Existiria uma memória do espaço? Ou a memória seria das pessoas, enquanto o
espaço não carrega nada? Mas será que a memória seria algo transportado ou
seria a repercussão gerada independentemente do tempo? Será que existiria essa
memória das pessoas?

• Estou pensando em algo que capta, relaciona e transmite o movimento, a ação.


Essa transmissão também sofreria transformação.

• Estava andando na chuva e vi as gotas caindo na água que corria. Fiquei


encantado com aquilo. Elas caíam, transformavam onde caiam, se
transformavam, se misturavam, transformavam-se todas e umas nas outras, iam,
se separavam pelo caminho sem saber mais qual parte era antes.
A nossa relação com a arquitetura e com todas as outras coisas também deveria
ser assim...

E talvez já seja, nós é que insistimos em ver de outro jeito.

• ... plantar árvores mas não porque é política ou culturalmente correto, mas
simplesmente porque acordou com vontade de plantar árvores. Plantar árvores
porque viu uma árvore e achou aquilo parecido com um brócolis, e como gosta de
brócolis imaginou um mundo cheio deles e resolveu plantar um monte...

• Entender a obra como processo, não como fim. O processo é constante e gera
produtos durante, sempre. Sendo a obra esse processo, seus produtos são o que?
E se esses produtos também geram processos, que também geram mais
produtos...
No que acredito ser a arte, processo e produto se misturam, ou melhor, nem existe
mais essa distinção entre um e outro. É sempre ela se retorcendo, esticando,
dobrando,... não se consegue classificar porque não se isolam partes.

• A maneira como pensamos e nos expressamos tenta ser na grande maioria das
vezes um decalque da língua verbal, aquela que conseguimos de maneira direta
falar e escrever. Tentamos universalizar todas a possibilidades de comunicação
em um único meio, capaz de ser “traduzido” sempre. Essa tradução seria o fim de
toda possibilidade de criação em detrimento do desenvolvimento de modos mais
eficientes e seguros de se “transmitir” algo.
A sociedade Ocidental está acostumada a ver as coisas dessa maneira, e encara
a informação como algo único e palpável, portanto “transportável”. Nesse
transporte não haveria mutações nem trocas. A informação sempre chega como
parte. Esse é o nosso ideal de eficiência em comunicação, fazer com que algo vá
de um lugar a outro no menor tempo e com o mínimo de alterações ou
interferências.
Vale a pena pensar um pouco sobre isso. Se a intenção é fazer com que a
informação “vá de um lugar a outro no menor tempo e com o mínimo de alterações
ou interferências possíveis”, qual seria a importância do meio por onde essa
informação é transportada?
Esse meio deve ter uma facilidade muito grande para receber a informação e fazê-
la escorregar da melhor maneira até a outra ponta. Qualquer interferência nesse
percurso não é nem um pouco desejada.
Qualquer semelhança dessas idéias com aquelas dos nossos planejadores
urbanos não é mera coincidência, esse modo de pensar está implícito nos ideais
de modernidade e progresso da nossa sociedade.

Mas qual seria o meio mais comum que essas informações percorrem? Não seria
a própria sociedade?

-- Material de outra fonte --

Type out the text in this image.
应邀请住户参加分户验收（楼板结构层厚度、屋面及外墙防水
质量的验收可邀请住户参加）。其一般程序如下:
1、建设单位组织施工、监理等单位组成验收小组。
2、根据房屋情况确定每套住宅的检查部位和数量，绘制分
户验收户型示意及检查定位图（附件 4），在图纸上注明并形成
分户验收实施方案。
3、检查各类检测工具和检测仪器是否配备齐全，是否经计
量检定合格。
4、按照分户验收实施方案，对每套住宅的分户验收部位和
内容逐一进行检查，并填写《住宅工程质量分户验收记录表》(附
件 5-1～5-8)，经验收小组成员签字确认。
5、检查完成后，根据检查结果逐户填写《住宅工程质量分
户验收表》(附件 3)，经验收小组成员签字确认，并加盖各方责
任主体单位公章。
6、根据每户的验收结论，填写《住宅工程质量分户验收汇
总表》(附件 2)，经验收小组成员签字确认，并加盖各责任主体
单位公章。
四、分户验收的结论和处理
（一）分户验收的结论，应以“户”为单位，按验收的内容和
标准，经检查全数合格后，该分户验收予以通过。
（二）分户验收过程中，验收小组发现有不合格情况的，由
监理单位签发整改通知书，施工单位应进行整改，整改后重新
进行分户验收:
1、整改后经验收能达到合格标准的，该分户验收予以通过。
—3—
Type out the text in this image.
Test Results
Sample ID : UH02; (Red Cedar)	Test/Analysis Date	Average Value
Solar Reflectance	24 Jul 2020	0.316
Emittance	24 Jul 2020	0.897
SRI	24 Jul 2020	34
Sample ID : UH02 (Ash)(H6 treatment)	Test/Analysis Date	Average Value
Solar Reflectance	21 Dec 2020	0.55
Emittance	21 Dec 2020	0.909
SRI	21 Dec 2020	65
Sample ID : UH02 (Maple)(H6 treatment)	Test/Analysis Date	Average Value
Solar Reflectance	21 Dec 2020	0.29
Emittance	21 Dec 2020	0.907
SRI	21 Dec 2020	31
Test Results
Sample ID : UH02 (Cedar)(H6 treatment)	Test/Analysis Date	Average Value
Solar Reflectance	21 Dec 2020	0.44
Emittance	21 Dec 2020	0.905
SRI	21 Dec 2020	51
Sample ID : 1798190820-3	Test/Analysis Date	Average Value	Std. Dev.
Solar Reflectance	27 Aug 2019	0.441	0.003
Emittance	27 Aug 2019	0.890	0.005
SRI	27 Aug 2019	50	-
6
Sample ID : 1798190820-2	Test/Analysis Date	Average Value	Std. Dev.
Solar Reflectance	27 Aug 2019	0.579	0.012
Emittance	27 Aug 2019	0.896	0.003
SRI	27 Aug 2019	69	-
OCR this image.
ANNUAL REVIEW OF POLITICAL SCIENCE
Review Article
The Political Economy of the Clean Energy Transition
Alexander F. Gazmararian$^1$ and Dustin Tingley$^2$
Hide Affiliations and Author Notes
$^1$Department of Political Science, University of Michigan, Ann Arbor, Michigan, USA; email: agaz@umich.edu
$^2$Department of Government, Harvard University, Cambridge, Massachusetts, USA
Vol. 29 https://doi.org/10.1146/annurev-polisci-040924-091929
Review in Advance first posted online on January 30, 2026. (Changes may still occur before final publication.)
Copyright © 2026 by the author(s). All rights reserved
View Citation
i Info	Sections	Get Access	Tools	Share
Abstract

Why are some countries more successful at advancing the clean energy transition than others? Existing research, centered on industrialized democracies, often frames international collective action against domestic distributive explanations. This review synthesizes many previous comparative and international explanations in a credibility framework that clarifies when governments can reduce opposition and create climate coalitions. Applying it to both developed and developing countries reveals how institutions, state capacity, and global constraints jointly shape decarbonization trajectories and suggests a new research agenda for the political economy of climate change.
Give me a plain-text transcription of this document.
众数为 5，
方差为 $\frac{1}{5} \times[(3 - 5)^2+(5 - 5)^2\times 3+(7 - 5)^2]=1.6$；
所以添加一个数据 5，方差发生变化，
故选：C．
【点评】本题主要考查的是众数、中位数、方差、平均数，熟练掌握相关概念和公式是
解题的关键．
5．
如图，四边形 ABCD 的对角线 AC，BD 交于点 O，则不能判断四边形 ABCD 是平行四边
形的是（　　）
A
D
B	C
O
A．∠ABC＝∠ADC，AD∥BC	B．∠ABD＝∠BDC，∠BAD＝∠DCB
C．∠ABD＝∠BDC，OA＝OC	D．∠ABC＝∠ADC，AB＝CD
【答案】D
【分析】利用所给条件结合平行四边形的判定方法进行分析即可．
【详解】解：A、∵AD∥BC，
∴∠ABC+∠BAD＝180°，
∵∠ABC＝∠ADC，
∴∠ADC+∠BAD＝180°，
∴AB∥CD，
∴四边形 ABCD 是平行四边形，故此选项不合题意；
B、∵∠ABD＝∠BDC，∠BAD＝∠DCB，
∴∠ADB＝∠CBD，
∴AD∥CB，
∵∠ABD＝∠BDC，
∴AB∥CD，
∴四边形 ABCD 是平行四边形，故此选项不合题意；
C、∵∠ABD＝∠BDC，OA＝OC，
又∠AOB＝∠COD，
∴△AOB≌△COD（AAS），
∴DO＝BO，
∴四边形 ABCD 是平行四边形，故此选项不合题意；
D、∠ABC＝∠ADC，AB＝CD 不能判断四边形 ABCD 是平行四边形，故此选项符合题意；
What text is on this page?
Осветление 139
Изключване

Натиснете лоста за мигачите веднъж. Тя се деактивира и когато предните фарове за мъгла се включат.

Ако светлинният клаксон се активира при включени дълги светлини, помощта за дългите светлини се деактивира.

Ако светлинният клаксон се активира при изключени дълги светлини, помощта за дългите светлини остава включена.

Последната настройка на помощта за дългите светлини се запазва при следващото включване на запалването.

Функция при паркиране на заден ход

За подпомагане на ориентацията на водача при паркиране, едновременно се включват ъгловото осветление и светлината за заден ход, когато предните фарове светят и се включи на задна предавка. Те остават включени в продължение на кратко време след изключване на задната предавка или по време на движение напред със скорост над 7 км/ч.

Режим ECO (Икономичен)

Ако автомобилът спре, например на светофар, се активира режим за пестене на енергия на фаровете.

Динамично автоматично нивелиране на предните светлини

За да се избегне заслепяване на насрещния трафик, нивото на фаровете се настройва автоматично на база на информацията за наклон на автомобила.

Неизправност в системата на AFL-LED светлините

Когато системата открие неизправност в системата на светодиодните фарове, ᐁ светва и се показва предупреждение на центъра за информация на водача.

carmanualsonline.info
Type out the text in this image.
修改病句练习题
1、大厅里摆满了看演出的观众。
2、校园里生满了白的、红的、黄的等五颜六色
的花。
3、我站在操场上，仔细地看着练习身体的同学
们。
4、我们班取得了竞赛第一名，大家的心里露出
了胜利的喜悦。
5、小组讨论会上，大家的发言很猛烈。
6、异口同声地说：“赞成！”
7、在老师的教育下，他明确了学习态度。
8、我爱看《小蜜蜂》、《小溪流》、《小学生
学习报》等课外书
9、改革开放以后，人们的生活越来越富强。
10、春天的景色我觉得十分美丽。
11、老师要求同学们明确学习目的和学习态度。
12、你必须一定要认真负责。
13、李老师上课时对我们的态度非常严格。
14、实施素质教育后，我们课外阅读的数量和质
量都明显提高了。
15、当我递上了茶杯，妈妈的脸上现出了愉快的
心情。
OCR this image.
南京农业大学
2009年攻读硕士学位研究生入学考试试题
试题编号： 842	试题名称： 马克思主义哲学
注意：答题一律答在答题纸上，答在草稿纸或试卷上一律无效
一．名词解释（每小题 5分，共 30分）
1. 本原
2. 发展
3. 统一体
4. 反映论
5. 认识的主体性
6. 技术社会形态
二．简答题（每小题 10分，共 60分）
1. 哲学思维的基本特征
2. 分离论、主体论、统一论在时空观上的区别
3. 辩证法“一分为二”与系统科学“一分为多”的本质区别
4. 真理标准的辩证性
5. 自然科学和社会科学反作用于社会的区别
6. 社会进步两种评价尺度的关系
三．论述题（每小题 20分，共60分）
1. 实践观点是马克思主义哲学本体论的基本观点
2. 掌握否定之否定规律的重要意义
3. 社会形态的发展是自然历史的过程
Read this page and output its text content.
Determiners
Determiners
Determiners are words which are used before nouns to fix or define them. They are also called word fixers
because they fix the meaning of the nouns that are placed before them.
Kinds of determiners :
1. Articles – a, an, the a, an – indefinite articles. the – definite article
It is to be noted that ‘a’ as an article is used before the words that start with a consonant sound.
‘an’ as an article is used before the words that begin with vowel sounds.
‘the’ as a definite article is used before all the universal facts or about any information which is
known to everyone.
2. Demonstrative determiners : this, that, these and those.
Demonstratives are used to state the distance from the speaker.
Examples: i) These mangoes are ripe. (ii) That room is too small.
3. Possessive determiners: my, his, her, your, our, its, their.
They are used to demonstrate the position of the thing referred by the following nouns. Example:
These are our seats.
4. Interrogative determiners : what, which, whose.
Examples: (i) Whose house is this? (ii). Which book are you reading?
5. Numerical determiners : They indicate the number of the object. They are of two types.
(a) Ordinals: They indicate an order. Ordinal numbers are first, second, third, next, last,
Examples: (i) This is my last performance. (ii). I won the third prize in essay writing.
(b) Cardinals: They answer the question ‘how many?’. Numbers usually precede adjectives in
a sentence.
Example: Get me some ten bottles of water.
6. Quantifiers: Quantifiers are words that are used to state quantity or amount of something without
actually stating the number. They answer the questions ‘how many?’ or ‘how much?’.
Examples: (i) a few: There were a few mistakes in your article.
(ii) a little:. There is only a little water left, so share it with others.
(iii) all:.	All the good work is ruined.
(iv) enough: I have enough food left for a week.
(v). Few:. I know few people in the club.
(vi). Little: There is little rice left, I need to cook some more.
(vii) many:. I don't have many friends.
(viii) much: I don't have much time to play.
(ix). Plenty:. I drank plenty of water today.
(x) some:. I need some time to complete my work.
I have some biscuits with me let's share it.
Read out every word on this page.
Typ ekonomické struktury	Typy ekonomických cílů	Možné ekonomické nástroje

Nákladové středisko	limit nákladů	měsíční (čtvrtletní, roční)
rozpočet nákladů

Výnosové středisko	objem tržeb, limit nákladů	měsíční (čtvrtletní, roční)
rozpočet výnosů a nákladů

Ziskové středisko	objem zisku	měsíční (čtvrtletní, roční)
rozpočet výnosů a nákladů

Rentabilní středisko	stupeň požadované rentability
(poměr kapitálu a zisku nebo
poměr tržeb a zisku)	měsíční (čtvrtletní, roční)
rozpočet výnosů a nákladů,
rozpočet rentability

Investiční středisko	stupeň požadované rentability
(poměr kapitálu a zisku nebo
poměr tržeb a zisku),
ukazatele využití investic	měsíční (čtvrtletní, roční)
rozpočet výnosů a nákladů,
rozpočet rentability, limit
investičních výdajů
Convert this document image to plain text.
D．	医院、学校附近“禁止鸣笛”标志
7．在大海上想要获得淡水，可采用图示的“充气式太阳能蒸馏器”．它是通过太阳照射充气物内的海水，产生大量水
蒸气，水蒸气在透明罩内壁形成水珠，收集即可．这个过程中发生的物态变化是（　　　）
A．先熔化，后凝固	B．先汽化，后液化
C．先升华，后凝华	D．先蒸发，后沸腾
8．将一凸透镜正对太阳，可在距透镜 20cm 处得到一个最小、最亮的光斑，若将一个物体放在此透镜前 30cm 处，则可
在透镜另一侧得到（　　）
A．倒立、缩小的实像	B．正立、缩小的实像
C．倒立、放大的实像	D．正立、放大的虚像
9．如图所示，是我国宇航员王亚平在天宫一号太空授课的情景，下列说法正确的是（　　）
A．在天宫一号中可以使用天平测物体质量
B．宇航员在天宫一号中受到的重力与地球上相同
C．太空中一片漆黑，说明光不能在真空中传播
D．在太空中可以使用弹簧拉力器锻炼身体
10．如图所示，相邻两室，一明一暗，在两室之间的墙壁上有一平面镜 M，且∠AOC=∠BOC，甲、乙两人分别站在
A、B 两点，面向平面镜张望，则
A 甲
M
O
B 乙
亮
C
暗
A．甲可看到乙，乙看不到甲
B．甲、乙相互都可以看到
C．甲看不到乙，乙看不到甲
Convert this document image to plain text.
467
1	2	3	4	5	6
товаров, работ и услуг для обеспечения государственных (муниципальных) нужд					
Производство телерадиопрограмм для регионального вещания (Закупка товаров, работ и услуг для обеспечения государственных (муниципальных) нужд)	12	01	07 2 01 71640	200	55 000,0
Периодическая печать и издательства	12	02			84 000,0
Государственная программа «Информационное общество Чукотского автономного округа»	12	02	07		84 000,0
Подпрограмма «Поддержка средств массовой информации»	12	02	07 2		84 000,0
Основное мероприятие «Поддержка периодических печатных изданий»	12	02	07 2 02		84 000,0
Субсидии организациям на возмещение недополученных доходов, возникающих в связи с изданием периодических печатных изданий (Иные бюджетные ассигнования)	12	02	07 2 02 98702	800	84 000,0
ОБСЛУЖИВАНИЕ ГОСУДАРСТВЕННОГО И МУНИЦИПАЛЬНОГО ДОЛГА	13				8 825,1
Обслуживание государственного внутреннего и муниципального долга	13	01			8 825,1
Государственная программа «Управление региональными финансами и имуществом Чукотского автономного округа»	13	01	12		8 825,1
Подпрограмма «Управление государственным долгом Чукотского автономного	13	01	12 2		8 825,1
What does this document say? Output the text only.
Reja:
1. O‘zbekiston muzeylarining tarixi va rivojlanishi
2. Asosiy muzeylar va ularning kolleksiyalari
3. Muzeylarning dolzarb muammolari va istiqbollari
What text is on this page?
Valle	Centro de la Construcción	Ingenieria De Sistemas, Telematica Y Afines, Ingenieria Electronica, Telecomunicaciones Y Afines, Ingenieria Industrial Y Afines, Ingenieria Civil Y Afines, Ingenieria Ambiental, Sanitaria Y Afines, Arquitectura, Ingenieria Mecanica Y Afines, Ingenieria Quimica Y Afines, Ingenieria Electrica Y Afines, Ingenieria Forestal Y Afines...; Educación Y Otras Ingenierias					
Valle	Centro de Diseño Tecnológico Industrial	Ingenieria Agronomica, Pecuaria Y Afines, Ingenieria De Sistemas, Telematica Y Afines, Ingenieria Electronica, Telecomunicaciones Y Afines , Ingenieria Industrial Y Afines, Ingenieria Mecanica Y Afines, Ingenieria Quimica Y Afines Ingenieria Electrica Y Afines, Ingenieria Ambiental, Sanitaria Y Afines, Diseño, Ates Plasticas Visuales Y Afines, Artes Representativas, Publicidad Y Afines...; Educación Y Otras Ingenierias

E como ela se comporta conduzindo/gerando informação?

• Uma Arquitetura que seja viva, que reaja a estímulos e que também gere outros.
Uma arquitetura que seja sensível, e não somente programada para responder de
tal maneira em determinada situação.
Uma arquitetura assim deixaria de ser abrigo para se transformar em espaço
semelhante ao homem, espaço co-existente, espaço híbrido.
Nesse espaço Híbrido as ações deixariam de ser somente humanas e a
arquitetura deixaria de ser receptáculo para se transformar em extensão.

• A Arquitetura precisa deixar de ser o aquário para se transformar na água, e o


homem precisa deixar de observar o aquário para se transformar no peixe.
Depois do mergulho ambos se percorrem mutuamente. O peixe gera um fluxo
constante de água dentro de seu corpo, assim como ele mesmo flui
constantemente na água.
Não se tem o idéia de onde ambos se separam, transformam-se em um só pela
ação do movimento.
É a partir dessas idéias que podemos falar no aparecimento de seres híbridos.

• “Impossível explicar. Afasta-se aos poucos daquela zona onde as coisas têm
forma fixa e arestas, onde tudo tem um nome sólido e imutável. Cada vez mais
afundava na região líquida, quieta e insondável, onde pairavam névoas vagas e
frescas como as da madrugada”.
Clarice Lispector

• Não quero contar nada a ninguém, não quero descrever algo nem processos,
quero proporcionar experiências aos outros.
Mais do que isso quero proporcionar sonhos onde eu também possa participar, um
sonho partilhado.
Como compartilhar os sonhos com os outros? Como se comunicar nos sonhos?
Porque será que não conseguimos gritar quando sonhamos?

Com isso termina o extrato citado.